I don’t know why we didn’t have it long ago. ’

* * *

Nina would have preferred not to go alone, but the lecture hall was on Piccadilly, convenient for home, and she didn’t want to miss it, because the subject sounded so interesting.

Two scientists from University College London, Ernest Starling and his brother-in-law William Bayliss, had been investigating pancreatic secretion.

They had discovered that whenever food was put into the duodenum, a substance was immediately released into the bloodstream that stimulated the pancreas to secrete.

Now they proposed that the body had many other similar systems, and had named the various catalysing substances ‘hormones’, from the Greek meaning ‘setting in motion’.
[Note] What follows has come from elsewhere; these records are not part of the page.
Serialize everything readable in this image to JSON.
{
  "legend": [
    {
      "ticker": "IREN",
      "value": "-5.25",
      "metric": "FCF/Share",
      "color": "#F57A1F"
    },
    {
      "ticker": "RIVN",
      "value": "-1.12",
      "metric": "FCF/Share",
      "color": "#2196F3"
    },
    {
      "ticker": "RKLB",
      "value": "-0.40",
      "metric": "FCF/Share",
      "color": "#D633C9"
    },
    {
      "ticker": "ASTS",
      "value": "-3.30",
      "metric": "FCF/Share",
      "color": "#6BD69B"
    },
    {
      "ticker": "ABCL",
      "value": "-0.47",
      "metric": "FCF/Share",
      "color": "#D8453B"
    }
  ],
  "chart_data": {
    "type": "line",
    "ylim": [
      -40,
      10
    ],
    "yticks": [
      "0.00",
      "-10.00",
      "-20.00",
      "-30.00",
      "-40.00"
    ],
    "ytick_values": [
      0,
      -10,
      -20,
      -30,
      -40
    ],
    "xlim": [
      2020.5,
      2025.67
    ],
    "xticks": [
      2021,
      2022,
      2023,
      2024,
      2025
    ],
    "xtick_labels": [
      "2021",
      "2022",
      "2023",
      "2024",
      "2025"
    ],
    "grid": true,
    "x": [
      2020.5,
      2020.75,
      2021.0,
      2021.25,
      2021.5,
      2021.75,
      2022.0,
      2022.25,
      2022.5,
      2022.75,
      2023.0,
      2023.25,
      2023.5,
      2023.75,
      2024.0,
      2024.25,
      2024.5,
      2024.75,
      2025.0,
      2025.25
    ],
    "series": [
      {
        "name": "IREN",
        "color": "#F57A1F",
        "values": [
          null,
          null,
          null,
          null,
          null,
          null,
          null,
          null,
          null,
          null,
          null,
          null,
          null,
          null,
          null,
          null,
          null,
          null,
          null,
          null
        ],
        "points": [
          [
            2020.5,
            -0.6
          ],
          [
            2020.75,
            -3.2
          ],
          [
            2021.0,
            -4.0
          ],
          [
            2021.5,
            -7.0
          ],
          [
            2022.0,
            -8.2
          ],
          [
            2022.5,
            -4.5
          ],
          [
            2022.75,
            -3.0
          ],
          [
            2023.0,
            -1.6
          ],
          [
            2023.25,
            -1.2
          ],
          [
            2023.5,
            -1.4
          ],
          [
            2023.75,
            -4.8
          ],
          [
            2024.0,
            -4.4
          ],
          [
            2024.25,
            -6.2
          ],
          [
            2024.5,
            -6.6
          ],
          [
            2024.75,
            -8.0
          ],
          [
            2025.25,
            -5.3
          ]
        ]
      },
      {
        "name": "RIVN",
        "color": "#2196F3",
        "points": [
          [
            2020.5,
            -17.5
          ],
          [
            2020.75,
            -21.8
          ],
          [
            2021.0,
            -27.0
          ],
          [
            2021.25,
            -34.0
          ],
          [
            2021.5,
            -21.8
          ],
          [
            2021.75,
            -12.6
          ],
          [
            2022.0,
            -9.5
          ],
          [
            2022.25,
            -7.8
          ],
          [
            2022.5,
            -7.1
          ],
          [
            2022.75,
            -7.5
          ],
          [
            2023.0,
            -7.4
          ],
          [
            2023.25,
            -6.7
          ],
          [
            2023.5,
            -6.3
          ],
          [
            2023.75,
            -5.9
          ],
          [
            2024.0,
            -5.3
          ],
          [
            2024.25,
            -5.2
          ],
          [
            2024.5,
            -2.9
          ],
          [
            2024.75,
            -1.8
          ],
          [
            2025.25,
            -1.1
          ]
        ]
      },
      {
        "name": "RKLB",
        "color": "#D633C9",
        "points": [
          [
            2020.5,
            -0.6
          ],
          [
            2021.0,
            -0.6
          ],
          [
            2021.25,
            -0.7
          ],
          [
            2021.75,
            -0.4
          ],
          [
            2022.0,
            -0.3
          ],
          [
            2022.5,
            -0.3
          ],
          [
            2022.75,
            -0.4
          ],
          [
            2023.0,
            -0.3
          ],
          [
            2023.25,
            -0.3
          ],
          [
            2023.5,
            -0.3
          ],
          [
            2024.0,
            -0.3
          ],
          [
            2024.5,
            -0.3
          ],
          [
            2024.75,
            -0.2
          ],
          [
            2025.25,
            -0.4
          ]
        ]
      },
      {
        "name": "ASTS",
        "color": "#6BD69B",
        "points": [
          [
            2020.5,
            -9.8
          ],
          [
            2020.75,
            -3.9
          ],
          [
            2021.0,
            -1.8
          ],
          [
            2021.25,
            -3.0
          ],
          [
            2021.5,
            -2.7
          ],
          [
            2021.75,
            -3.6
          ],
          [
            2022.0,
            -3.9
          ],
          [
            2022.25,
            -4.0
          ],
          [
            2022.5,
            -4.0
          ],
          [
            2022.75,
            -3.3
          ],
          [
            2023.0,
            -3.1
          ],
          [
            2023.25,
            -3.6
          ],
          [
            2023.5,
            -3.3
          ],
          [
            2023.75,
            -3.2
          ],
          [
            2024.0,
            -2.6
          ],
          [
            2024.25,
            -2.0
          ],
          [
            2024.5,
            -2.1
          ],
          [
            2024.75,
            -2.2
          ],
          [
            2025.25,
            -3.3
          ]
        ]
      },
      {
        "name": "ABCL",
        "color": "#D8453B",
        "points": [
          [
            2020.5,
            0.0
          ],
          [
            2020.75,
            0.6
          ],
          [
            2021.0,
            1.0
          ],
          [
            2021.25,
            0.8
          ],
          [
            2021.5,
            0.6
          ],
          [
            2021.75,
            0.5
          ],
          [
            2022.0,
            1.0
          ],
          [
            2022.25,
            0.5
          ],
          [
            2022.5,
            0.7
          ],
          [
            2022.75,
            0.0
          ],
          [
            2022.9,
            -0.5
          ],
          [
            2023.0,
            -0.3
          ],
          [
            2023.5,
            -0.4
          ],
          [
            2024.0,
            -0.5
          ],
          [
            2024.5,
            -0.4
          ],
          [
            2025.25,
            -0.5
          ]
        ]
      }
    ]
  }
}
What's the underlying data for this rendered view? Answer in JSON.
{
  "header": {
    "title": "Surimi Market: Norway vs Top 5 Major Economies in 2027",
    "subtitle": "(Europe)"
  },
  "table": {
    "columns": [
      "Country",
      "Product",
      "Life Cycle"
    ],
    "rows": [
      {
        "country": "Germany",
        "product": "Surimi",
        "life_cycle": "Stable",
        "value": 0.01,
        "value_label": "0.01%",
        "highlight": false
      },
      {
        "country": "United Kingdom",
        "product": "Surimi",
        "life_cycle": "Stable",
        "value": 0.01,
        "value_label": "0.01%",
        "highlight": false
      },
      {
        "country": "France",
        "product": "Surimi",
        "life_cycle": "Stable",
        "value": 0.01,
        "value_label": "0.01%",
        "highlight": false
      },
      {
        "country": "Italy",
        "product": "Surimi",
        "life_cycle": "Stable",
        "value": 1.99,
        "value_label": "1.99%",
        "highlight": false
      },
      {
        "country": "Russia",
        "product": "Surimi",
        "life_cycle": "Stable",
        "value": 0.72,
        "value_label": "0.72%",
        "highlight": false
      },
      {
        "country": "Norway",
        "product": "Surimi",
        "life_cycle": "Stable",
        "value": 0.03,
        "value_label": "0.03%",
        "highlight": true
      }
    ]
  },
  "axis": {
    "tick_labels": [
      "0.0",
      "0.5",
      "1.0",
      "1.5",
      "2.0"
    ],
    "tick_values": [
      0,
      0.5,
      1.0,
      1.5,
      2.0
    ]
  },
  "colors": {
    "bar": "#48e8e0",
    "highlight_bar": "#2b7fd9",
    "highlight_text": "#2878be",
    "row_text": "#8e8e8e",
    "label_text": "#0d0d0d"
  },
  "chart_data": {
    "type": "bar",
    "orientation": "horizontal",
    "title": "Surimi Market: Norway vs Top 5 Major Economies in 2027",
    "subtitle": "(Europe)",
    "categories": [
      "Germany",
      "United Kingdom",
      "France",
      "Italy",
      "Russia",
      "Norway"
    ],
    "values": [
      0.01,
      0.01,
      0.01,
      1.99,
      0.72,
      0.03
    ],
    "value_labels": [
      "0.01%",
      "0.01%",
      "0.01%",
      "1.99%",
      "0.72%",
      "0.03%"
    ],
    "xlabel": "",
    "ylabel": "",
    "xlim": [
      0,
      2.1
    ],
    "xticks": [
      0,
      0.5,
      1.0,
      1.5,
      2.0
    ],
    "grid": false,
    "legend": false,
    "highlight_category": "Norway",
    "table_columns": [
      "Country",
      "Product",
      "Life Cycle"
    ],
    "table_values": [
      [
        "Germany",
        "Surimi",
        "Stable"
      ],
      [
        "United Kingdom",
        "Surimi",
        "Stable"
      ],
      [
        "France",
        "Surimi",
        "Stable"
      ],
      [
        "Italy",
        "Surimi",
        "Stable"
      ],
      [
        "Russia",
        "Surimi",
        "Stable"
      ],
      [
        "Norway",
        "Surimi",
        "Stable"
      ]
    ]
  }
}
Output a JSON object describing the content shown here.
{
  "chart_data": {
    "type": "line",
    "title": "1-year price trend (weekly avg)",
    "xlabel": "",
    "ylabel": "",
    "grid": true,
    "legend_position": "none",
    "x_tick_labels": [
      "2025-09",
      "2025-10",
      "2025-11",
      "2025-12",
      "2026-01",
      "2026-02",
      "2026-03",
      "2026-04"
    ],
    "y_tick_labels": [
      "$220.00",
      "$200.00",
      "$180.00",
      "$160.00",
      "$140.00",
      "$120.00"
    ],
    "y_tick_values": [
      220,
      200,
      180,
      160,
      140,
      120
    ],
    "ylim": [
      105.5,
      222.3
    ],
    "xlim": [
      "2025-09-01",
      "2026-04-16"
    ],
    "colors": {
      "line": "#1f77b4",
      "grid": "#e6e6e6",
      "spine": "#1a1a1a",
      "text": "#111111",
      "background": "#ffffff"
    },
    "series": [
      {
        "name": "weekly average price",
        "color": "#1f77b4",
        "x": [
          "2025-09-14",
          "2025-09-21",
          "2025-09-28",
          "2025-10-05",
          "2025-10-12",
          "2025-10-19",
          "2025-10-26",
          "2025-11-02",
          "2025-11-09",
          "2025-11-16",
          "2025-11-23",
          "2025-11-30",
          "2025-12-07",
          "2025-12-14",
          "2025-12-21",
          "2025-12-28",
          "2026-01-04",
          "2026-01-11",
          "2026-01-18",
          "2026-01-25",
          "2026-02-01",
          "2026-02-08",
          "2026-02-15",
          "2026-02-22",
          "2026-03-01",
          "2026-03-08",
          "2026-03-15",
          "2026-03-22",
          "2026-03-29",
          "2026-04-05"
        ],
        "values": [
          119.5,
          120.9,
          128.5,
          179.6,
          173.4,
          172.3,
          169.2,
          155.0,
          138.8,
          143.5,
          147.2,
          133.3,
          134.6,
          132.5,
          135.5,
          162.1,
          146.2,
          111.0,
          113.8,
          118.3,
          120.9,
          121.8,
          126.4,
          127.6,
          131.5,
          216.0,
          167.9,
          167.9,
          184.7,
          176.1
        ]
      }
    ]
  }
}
The idea that a chemical signal could be sent from one part of the body to another to control the functions of the distant part was quite novel, and suggested a fascinating new area of biology.

Nina found a good seat halfway back, and one seat in from the aisle.

She was reading the programme notes when she noticed from the corner of her eye that someone in the aisle was conducting a sotto-voce conversation with her neighbour, which resulted in his getting up and yielding his seat to the newcomer.

She glanced, and then stared, her stomach contracting and the hair rising on her scalp.

Giles gave her a nervous smile. ‘That gentleman most obligingly agreed to move elsewhere.’

‘What are you doing here?’ she managed to say. ‘I thought you were in Scotland.’

‘No, we’ve been back a week. I had to come up on business. I saw you at the entrance, but there were so many people between us I couldn’t get to you. What are you doing here? And alone, moreover.’

‘I was to have come with Lepida Morris. She and I go to lectures together now and then. But she’s not well, and I didn’t want to miss it. Are you interested in pancreatic secretions?’

‘When you put it like that,’ he said, with a smile that made her stomach clench again, ‘not more than in any other subject. But I was in Town and at a loose end, and it sounded interesting.’

‘Aren’t you—’ she began, but at that moment someone on the platform stood up and called for silence, and they had to settle down and listen.

The lecture was absorbing, though Nina found some of the scientific terms difficult, but while she listened with all her intellect, her body was acutely aware of Giles’s presence beside her.

He seemed to radiate some magnetism that was as obvious to her as the heat from a furnace when the door is opened.

She felt happy, shaken into life, excited as a child on Christmas morning just to be near him.

She would not allow herself to think beyond that.

When the lecture ended questions were invited, and since many of the audience seemed to be either medical students, physicians or scientists, the questions were erudite and abstruse.

And after that there was a vote of thanks, hearty applause, and finally everyone began to stir and rise and gather their belongings.

Nina, pressed close to Giles as they were carried by the crowd towards the exit, assumed that he would now bid her a polite and regretful farewell and that this exquisite interlude would be over.

But when they emerged onto the street, they found that a light but blustery rain had started, and that neither of them had an umbrella.

‘How improvident we are,’ he said, as they edged sideways under the hall’s entrance canopy to allow others behind them to exit.

‘It wasn’t raining before,’ she said indignantly.

‘So I noticed. But have we not learned that English weather is changeable?’